You may remember the crowds thronging to Leonardo Da Vinci drawings, Cecil Beaton’s royal photographs and those wonderful Roman treasures loaned by the British Museum which smashed attendance records.
This extraordinary gold rush of crowd-pulling displays began in 2010 when The McManus captured a showing of Titian’s Diane and Acteon.
One thousand people a day flocked to see the c1556 masterpiece.
The Penitent Magdalen
Now, the Dorotheum sale of Old Master paintings in Vienna on Wednesday includes a lost Titian, The Penitent Magdalen, the artist’s most frequently commissioned theme.
Demand for paintings of the saint was strong for more than 40 years during which the artist repeatedly altered and revised the composition. Perhaps it was a quest for perfection, perhaps merely to provide patrons with their own individualised version of the theme.

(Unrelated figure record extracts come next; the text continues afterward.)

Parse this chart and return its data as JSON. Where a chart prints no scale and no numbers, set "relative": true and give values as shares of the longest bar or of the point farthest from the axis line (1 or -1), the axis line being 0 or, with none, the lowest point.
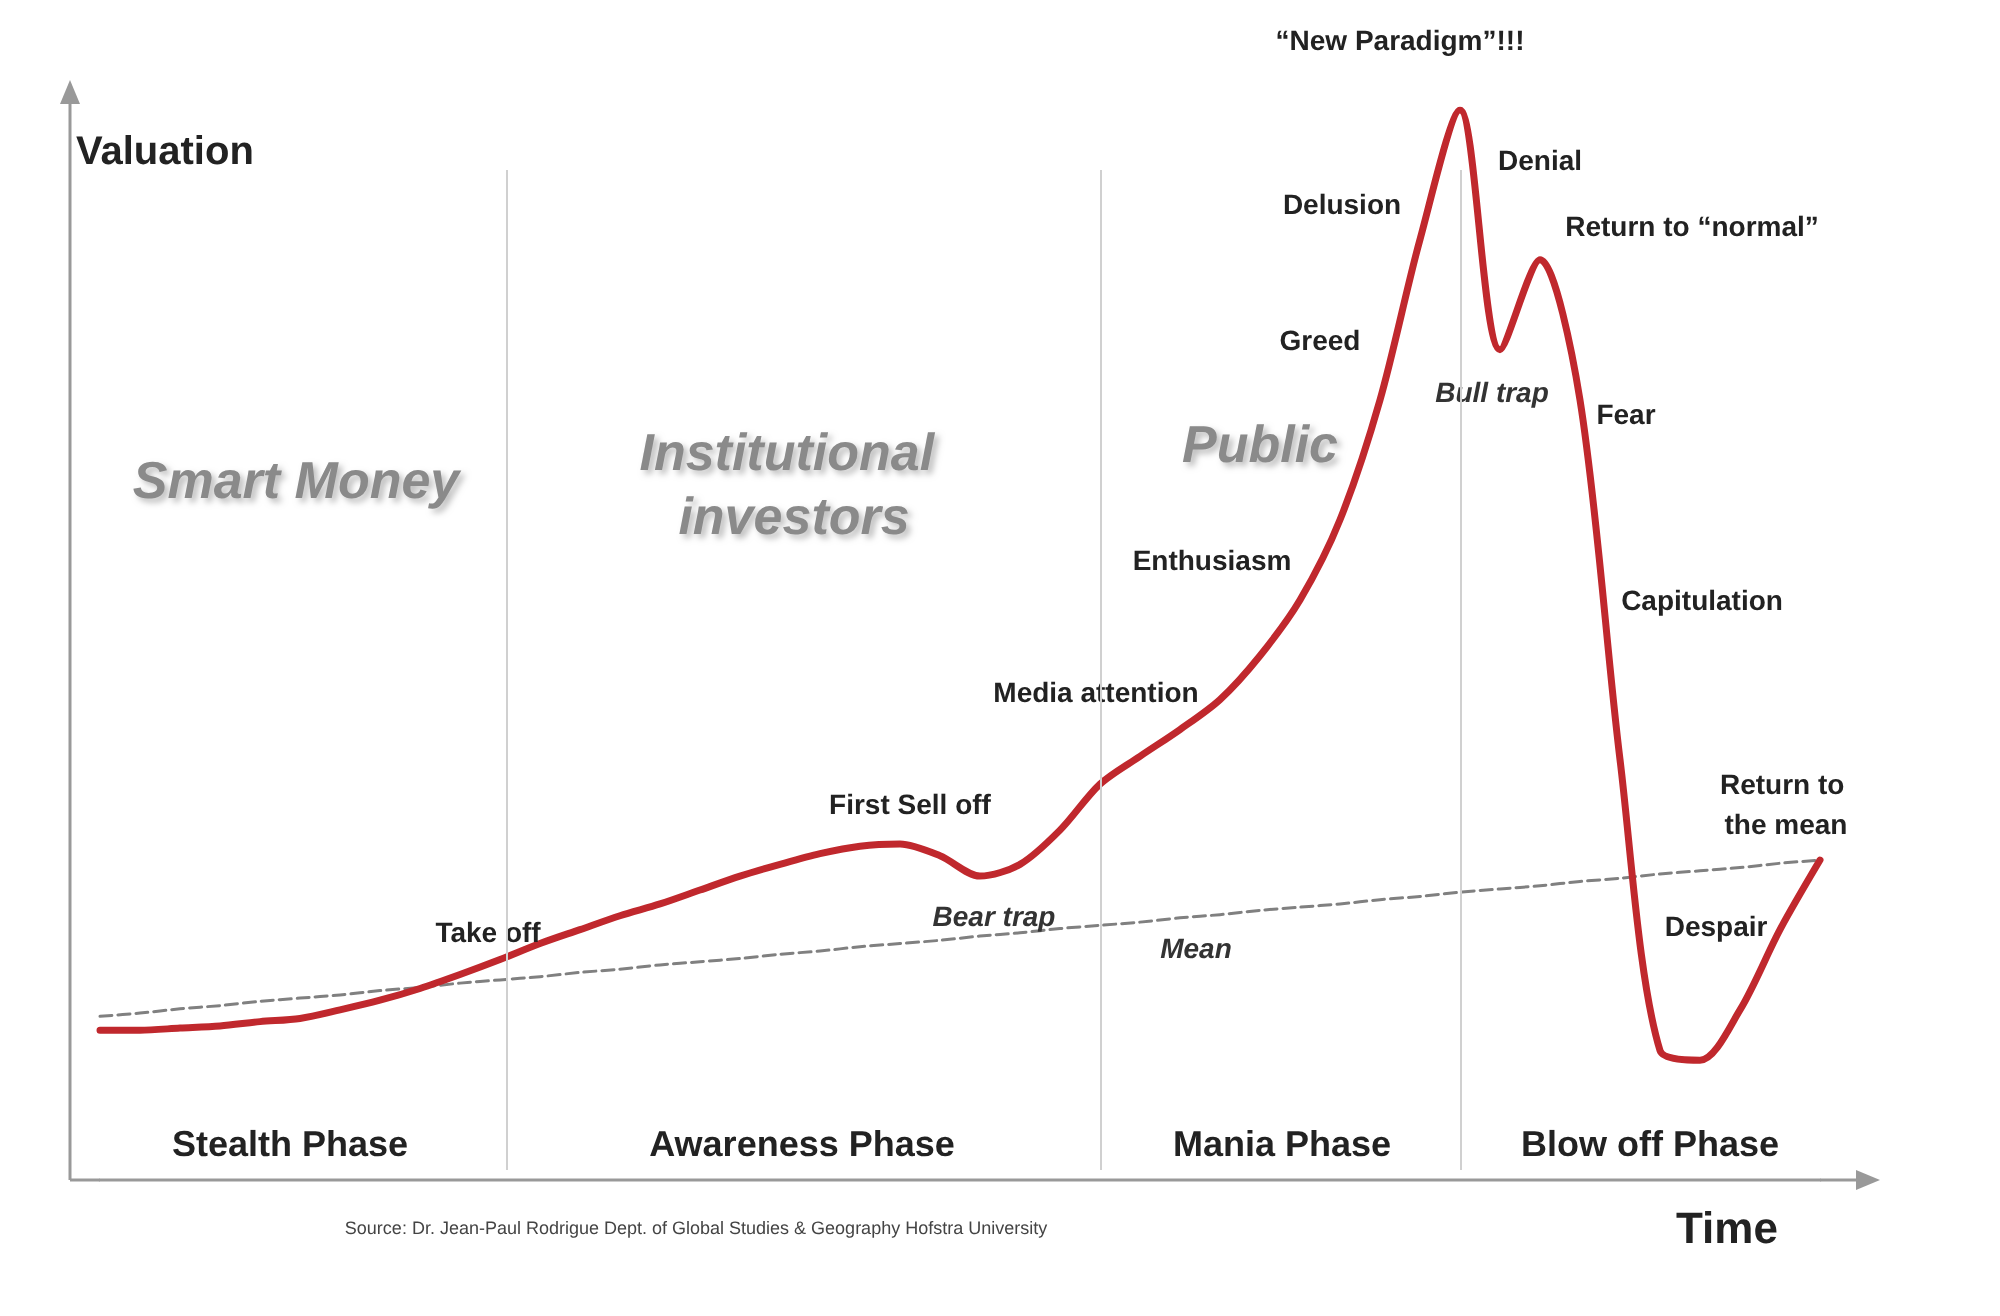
{
  "chart_data": {
    "type": "line",
    "relative": true,
    "xlabel": "Time",
    "ylabel": "Valuation",
    "marker": "none",
    "grid": false,
    "legend": false,
    "categories": [
      null,
      null,
      null,
      null,
      null,
      null,
      null,
      null,
      null,
      null,
      null,
      null,
      null,
      null,
      null,
      null,
      null,
      null,
      null,
      null,
      null,
      null,
      null,
      null,
      null,
      null,
      null,
      null,
      null,
      null,
      null,
      null,
      null,
      null,
      null,
      null,
      null,
      null,
      null,
      null,
      null,
      null,
      null,
      null
    ],
    "series": [
      {
        "color": "#c0282d",
        "line_style": "solid",
        "values": [
          0.14,
          0.14,
          0.142,
          0.144,
          0.148,
          0.151,
          0.159,
          0.168,
          0.179,
          0.192,
          0.206,
          0.221,
          0.234,
          0.247,
          0.258,
          0.271,
          0.284,
          0.295,
          0.305,
          0.312,
          0.314,
          0.303,
          0.284,
          0.295,
          0.327,
          0.37,
          0.396,
          0.421,
          0.449,
          0.49,
          0.542,
          0.617,
          0.729,
          0.879,
          1.0,
          0.776,
          0.86,
          0.729,
          0.393,
          0.121,
          0.112,
          0.159,
          0.234,
          0.299
        ]
      },
      {
        "name": "Mean",
        "color": "#808080",
        "line_style": "dashed",
        "values": [
          0.153,
          0.156,
          0.16,
          0.163,
          0.167,
          0.17,
          0.173,
          0.177,
          0.18,
          0.184,
          0.187,
          0.19,
          0.194,
          0.197,
          0.201,
          0.204,
          0.207,
          0.211,
          0.214,
          0.218,
          0.221,
          0.224,
          0.228,
          0.231,
          0.235,
          0.238,
          0.241,
          0.245,
          0.248,
          0.252,
          0.255,
          0.258,
          0.262,
          0.265,
          0.269,
          0.272,
          0.275,
          0.279,
          0.282,
          0.286,
          0.289,
          0.292,
          0.296,
          0.299
        ]
      }
    ],
    "annotations": [
      "Smart Money",
      "Institutional investors",
      "Public",
      "Take off",
      "First Sell off",
      "Bear trap",
      "Media attention",
      "Enthusiasm",
      "Greed",
      "Delusion",
      "“New Paradigm”!!!",
      "Denial",
      "Return to “normal”",
      "Bull trap",
      "Fear",
      "Capitulation",
      "Return to the mean",
      "Despair",
      "Stealth Phase",
      "Awareness Phase",
      "Mania Phase",
      "Blow off Phase",
      "Source: Dr. Jean-Paul Rodrigue Dept. of Global Studies & Geography Hofstra University"
    ]
  }
}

The Dorotheum’s Magdalen has only recently been discovered by art historians.
Owned by royalty
What is certain is that the painting was in the great art collection of Christina, Queen of Sweden (1629-1689), an avid and learned collector.
It was then acquired for Philippe II, Duke of Orléans in 1721. It also seems probable that it was one of the Penitent Magdalens procured from Titian for the collection of the Holy Roman Emperor, Rudolf II.
Tiziano Vecellio, called Titian (c1485-1576), The Penitent Magdalen, oil on canvas, 45 x 38 inches, will be sold on Wednesday with a £1-£1.5 million estimate.
Coincidentally, one of the last remaining Michelangelo drawings in private hands will go to auction at Christie’s in Paris on May 18. The sketch of a nude man is estimated at £30 million.